With over 6.5 million carers in the UK, there are many people with particular fire safety concerns and Cheshire Fire and Rescue Service is reminding them that they’re not alone. Help, advice and solutions are available to help make their jobs that little bit easier and the homes of those cared for that little bit safer.
Fire safety tips
Make sure the person you care for is registered with your local fire and rescue service if they have sight, hearing, mobility difficulties, or if they use oxygen. This will mean a fire crew is made aware of your circumstances in the event of an emergency.
If you have a text phone or minicom, you can contact the emergency services on 18000.
Make sure that the person you care for knows what to do in the event of a fire.
It's a good idea to practice an escape so that you and your loved ones feel confident enough to do it by day or night.
Daily safety checks
Test your smoke alarm - A working smoke alarm can give your loved ones the extra time they need to escape a house fire. Make testing the batteries of their alarms part of your weekly routine. Most house fires happen at night, so make sure your smoke alarm is in a position that will wake the person you care for up.
Close inside doors at night - this will help prevent a fire from spreading.
If you use oxygen, make sure the equipment is stored safely out of direct sunlight. Make sure it is well ventilated, always dry and away from heat sources. Never have open flames, smoke or use electrical appliances such as hairdryers, whilst using oxygen.
If you live with the person you care for, consider fitting an intercom which will allow you to alert someone else in the house in an emergency.
If you or the person you care for has difficulty hearing you can get specialist smoke alarms which use a strobe light and vibrating pads.
Alternatively consider linking the alarm system to your own - this can alert you to any danger.
A coloured sticker on the smoke alarm can help people with trouble seeing it to test it, or your local Fire Service might be able to provide a coloured cover.
Placing a tactile indicator along your escape route can make it easier for those with sight difficulties to find the exit.
Easy access smoke alarms are available for people who have trouble moving around. These can be tested from the wall rather than the ceiling. The Disabled Living Foundation can provide more information on these products.
Carry out your own home safety check
Complete our online home safety check and you will get a personalised fire safety plan, which will offer advice on how to prevent fires in your home.

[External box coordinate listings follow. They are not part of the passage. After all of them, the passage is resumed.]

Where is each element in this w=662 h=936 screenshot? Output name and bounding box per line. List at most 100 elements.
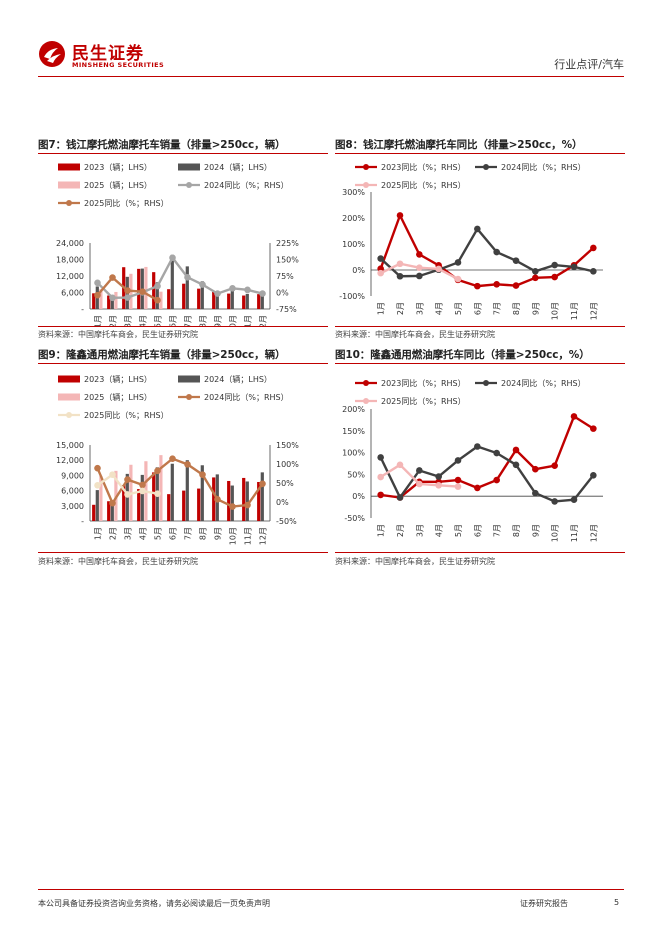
bar-1 [257,294,261,309]
bar-3 [99,289,103,309]
left-axis-tick-label: 24,000 [56,239,84,248]
series-point [199,281,206,288]
x-axis-category-label: 4月 [139,527,148,540]
series-point [532,489,539,497]
series-point [570,413,578,420]
brand-name-cn: 民生证券 [72,44,144,64]
footer-report-type: 证券研究报告 [520,899,568,908]
series-point [590,425,597,432]
x-axis-category-label: 12月 [259,527,268,545]
series-line-2 [379,445,595,503]
x-axis-category-label: 7月 [184,527,193,540]
figure-9-title: 图9：隆鑫通用燃油摩托车销量（排量>250cc，辆） [38,349,286,361]
series-point [396,461,404,469]
series-point [532,465,539,473]
legend-swatch-marker [483,164,489,170]
series-point [214,290,221,297]
figure-8-title-rule [335,153,625,154]
right-axis-tick-label: 75% [276,272,294,281]
series-point [474,484,481,492]
series-point [184,274,191,281]
series-point [377,473,384,481]
x-axis-category-label: 1月 [377,524,386,537]
legend-label: 2023（辆；LHS） [84,162,152,172]
right-axis-tick-label: -50% [276,517,297,526]
figure-7-source-rule [38,326,328,327]
series-point [154,490,161,497]
bar-3 [144,266,148,309]
legend-label: 2024（辆；LHS） [204,162,272,172]
series-point [214,496,221,503]
bar-2 [110,502,114,521]
series-point [493,476,500,484]
x-axis-category-label: 8月 [199,315,208,327]
bar-1 [227,293,231,309]
x-axis-category-label: 2月 [396,524,405,537]
y-axis-tick-label: -100% [339,292,365,301]
series-line-1 [380,414,594,499]
series-point [493,449,500,457]
series-point [416,272,423,280]
right-axis-tick-label: -75% [276,305,297,314]
series-point [454,476,462,484]
x-axis-category-label: 1月 [94,527,103,540]
figure-9-chart: 2023（辆；LHS） 2024（辆；LHS） 2025（辆；LHS） 2024同比（… [56,374,299,545]
figure-8-title: 图8：钱江摩托燃油摩托车同比（排量>250cc，%） [335,139,583,151]
right-axis-tick-label: 150% [276,256,299,265]
figure-8-panel: 图8：钱江摩托燃油摩托车同比（排量>250cc，%） 2023同比（%；RHS）… [335,137,625,342]
bar-1 [242,477,246,521]
bar-1 [242,295,246,309]
legend-label: 2025（辆；LHS） [84,180,152,190]
page-header: 民生证券 MINSHENG SECURITIES 行业点评/汽车 [38,38,624,78]
x-axis-category-label: 9月 [531,302,540,315]
series-point [109,471,116,478]
bar-1 [92,293,96,309]
bar-2 [260,472,264,521]
footer-disclaimer: 本公司具备证券投资咨询业务资格，请务必阅读最后一页免责声明 [38,899,270,908]
bar-2 [110,298,114,309]
series-point [396,272,404,280]
bar-2 [215,292,219,309]
series-point [109,274,116,281]
figure-7-chart: 2023（辆；LHS） 2024（辆；LHS） 2025（辆；LHS） 2024同比（… [56,162,299,327]
series-point [416,251,423,258]
bar-1 [137,268,141,309]
x-axis-category-label: 12月 [259,315,268,327]
left-axis-tick-label: 6,000 [61,289,84,298]
legend-swatch-bar [58,163,80,171]
series-point [139,481,146,489]
left-axis-tick-label: 12,000 [56,456,84,465]
series-point [184,461,191,468]
series-point [124,491,131,498]
series-point [169,455,176,462]
x-axis-category-label: 2月 [396,302,405,315]
legend-label: 2025（辆；LHS） [84,392,152,402]
legend-label: 2025同比（%；RHS） [381,180,466,190]
series-point [590,268,597,275]
series-point [124,294,131,301]
series-point [454,457,462,464]
series-point [474,282,481,290]
series-point [512,461,520,469]
x-axis-category-label: 11月 [570,524,579,542]
figure-10-title: 图10：隆鑫通用燃油摩托车同比（排量>250cc，%） [335,349,590,361]
series-line-1 [379,212,595,288]
bar-2 [170,463,174,521]
right-axis-tick-label: 0% [276,289,289,298]
bar-2 [260,294,264,309]
x-axis-category-label: 3月 [124,527,133,540]
legend-label: 2024同比（%；RHS） [501,162,586,172]
series-point [493,281,500,288]
series-point [396,212,404,219]
bar-1 [137,489,141,521]
x-axis-category-label: 4月 [435,524,444,537]
series-point [109,499,116,507]
series-point [199,471,206,478]
figure-10-source-rule [335,552,625,553]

Do the online home safety check
Book a home safety check
Cheshire Fire and Rescue Service will fit free smoke alarms for people who are aged over 65 and for people who are referred to us by partner agencies because they are considered to be at a particular risk.
If you are over 65 years of age and you live in Cheshire, you can arrange for a Firefighter or a Community Safety Advocate to visit your home for a free home safety visit. During the home safety visit advice will be given on how to make your home safer, what to do in the event of a fire and what to do if you are trapped by a fire. Free smoke alarms will also be fitted (if needed) with an explanation on how to maintain them correctly.